1階中央付近から2階に登る階段があり、1階の道路から一番離れた角部屋から101、102、103と並び、各部屋の入口の扉はベニヤ張りで上部の角がしごく当然のように浮いていた。
『101』号室の表示板の横には『取違(とりちがい)』と書かれた表札代わりの紙が申し訳なさそうに貼ってあった。
 夕焼け雲が辺りを覆っていた晩夏の公園では、疲れを知らない子供たちがサッカーボールを追いかけながら走り回っていた。そんな中、アパートから女性の怒鳴り声が響いている。
「ねぇどうすんのよ、これからどうやって生活するのよ!」と。

○101号室(取違家)
 芝浜荘の101号室は、他の部屋がそうであるように六畳一間の小さな畳部屋で、その家の土間には30歳とは思えない童顔の取違千栄が足元に旅行カバンを置き怖い顔で立っていた。彼女の後ろには7歳になるひとり息子の寛太が隠れるように身を潜め、野球帽の庇を目深にかぶり居間に目を向けている。

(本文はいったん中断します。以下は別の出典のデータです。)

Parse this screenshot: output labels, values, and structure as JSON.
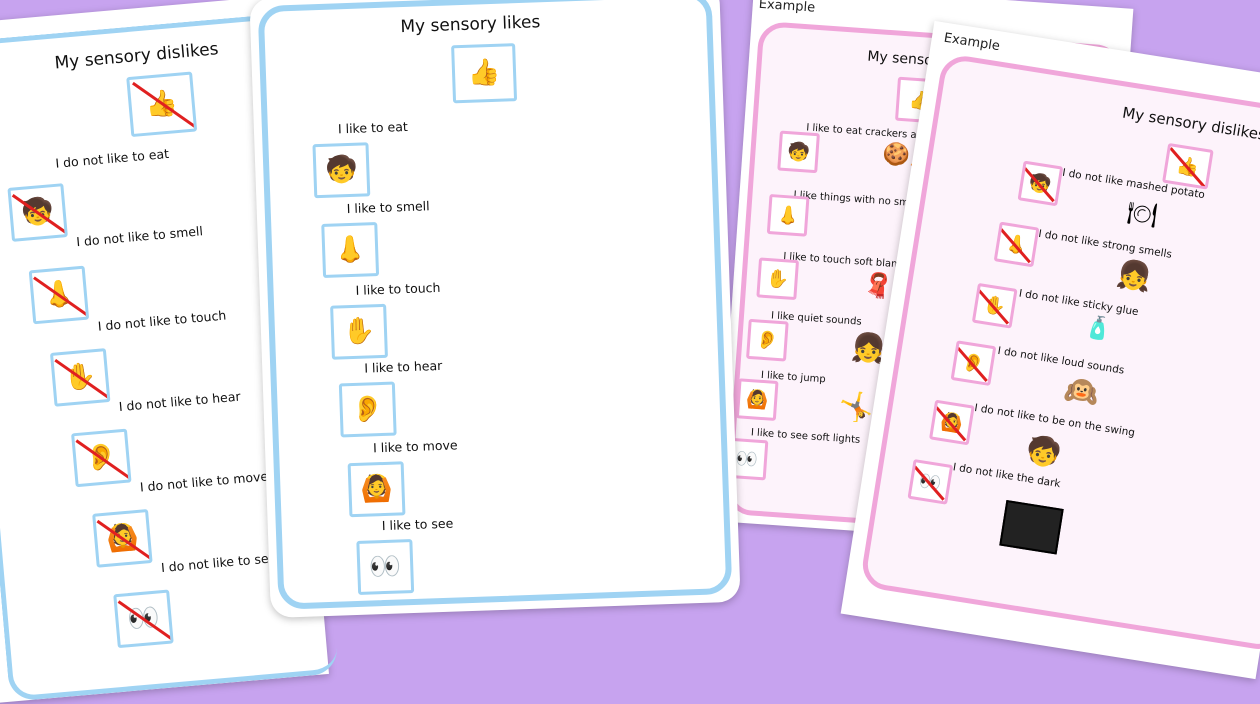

 淡い色のワンピースを着た千栄が居間に向かって叫んだ。
「あんたが競馬に生活費全部使っちゃったから電気も水道も止めらて、これからどうやって生活していく気なの!…ねぇ、聞いてるの!?」
 居間で背を向け横になっているは36歳、亭主の取違八郎だった。肌着姿の彼は競馬新聞を頭を隠しひたすら黙っていた。
「あたしは寛ちゃんと実家に帰りますからね!」
 千栄の声に何の反応も示さない八郎。
(ふざけんなよ、死んじまえばいいのに)小声で八郎を罵る千栄。彼女は旅行カバンを手に取り寛太の手を引くと、玄関のドアを荒々しく閉めて二人で部屋を出て行った。
 千栄の怒号や捨てぜりふに聞こえないふりを続ける八郎、そんな甲斐性なしの彼を見つめる家族以外の目があることに彼は気付いてはいなかった。

○芝浜神社
 芝浜荘から歩いて5分ほどのところに芝浜神社があった。大権現徳川家康ゆかりの神社は遠方からはるばる訪れる人も多かったが、地元の人たちも門前を通るたびに手を合わせ、頭(こうべ)を垂れてから通り過ぎていた。
 寛太の手を引いて芝浜神社の前を通り過ぎようとした千栄が立ち止まり手を合わせる。